The primary objective of the Laboratorio de Trabajadoras was to create a space of permanent communication which would not be restricted by work-place nor limited to the strictly work-related -as if this could be separated from other aspects of life- and that would not be restricted to the singularity of this or that company, this or that specific conflict, some particular demand, but that could be reinvented as a practice, contaminating and provoking chain reactions. A laboratory which would permit us to be on top of events and improvise coordinated movements of support and of rebellion.

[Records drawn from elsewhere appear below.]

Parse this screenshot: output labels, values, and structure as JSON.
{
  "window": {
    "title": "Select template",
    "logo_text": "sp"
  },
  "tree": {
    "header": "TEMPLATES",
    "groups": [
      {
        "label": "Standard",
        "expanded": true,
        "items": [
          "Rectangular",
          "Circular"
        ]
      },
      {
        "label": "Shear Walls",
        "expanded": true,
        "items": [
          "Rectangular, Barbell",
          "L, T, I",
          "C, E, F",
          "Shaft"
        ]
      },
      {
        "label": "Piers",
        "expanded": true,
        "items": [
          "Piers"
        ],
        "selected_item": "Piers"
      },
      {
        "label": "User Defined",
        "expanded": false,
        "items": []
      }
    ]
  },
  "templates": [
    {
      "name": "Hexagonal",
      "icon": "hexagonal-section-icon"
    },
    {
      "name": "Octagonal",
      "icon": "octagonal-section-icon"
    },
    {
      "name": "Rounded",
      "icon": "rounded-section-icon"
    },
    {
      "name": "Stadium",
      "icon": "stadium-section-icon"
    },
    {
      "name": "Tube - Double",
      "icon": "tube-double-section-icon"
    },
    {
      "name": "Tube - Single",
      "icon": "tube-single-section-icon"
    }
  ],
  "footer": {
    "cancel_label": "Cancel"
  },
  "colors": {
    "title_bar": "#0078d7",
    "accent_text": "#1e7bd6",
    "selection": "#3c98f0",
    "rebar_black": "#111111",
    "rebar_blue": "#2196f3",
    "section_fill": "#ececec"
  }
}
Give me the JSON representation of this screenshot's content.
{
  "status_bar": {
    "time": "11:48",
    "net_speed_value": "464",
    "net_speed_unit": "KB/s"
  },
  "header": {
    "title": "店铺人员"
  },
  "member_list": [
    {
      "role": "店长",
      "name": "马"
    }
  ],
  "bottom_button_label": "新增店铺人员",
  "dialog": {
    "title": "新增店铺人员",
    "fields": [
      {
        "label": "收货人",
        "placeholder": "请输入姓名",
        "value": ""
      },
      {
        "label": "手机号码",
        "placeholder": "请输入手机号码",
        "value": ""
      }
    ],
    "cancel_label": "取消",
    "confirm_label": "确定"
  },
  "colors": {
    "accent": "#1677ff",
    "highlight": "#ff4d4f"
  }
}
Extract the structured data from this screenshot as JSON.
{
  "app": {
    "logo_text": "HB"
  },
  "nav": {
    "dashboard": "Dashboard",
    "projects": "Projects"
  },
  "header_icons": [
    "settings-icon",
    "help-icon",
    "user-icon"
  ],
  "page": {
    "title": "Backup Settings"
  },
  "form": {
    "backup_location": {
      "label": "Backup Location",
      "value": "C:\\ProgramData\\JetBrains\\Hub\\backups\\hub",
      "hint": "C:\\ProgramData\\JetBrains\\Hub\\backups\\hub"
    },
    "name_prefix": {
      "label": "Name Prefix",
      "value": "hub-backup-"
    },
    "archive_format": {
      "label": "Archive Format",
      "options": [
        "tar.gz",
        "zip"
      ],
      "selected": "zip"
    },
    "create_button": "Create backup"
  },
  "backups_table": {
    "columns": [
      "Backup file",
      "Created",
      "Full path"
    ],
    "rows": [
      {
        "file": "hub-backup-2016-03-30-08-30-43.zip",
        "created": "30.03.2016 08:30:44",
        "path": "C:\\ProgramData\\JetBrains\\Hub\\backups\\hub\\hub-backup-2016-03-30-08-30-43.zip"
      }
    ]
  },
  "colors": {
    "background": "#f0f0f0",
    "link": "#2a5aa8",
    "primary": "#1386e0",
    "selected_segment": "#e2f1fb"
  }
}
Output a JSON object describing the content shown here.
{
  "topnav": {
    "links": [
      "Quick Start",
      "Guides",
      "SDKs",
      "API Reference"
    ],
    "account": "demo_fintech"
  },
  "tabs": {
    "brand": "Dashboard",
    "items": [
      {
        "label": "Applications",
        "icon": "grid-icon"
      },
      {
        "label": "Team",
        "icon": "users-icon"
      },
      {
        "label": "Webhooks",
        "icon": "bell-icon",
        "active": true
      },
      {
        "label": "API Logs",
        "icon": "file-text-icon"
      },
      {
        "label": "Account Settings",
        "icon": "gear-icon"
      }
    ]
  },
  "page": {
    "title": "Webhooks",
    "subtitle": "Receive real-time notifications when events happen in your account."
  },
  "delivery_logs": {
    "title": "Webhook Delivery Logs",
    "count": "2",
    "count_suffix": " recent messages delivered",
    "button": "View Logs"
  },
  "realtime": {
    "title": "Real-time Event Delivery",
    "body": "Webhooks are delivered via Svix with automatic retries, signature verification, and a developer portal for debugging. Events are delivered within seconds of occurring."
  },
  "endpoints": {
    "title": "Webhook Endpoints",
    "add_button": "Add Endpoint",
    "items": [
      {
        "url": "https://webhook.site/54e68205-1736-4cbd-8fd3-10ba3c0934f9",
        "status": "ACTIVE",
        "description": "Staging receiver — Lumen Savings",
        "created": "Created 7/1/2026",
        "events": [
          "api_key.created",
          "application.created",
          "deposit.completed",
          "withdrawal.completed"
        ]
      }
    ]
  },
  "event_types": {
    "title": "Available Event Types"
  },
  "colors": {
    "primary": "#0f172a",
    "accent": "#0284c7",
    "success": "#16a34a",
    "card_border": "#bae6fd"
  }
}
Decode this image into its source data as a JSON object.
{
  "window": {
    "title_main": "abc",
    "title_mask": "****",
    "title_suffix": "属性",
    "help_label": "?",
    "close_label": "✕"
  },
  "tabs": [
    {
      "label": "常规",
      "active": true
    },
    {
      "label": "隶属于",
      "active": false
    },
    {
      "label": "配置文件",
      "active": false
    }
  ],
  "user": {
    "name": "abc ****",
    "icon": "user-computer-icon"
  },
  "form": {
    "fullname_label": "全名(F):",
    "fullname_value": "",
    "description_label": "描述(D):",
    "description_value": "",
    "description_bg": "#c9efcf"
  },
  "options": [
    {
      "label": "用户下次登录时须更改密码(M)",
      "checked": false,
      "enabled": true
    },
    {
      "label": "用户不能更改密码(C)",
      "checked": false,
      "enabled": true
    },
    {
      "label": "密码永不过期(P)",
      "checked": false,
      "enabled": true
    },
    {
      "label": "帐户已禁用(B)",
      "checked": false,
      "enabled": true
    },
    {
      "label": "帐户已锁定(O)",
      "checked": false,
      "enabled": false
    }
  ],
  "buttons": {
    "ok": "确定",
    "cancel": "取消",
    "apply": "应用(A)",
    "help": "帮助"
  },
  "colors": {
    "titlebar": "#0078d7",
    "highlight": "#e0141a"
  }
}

Perhaps the conflict of the telephone operators struck us closest to home, especially for the absolute non-existence of representative structures, the extreme mobility (the constant shuffling of workers) and the isolation to which they are subjected, as well as some their hybrid practices of struggle in which they play with anonymity, networked action, clandestine organizational processes, the use of symbolic tools to break through isolation and fear. Their experience of communication »with whoever is beside you« in order, bit by bit, to construct a common sensibility, their necessity to recognize themselves, because the common names are not obvious, or their ability to short-circuit the company's logic producing other logics give us a few interesting hints for future interventions.

By exploring the intimate and paradoxical nature of feminized work we discovered a few points of attack: turn mobility to our advantage, appropriate the communicative channels in order to talk about other things (and not just anything), modify semiotic production in strategic moments, make care and the invisible networks of mutual support into a lever for subverting dependence, practice »the job well done« as something illicit and contrary to productivity, insist upon the practice of inhabiting, of being, a growing right.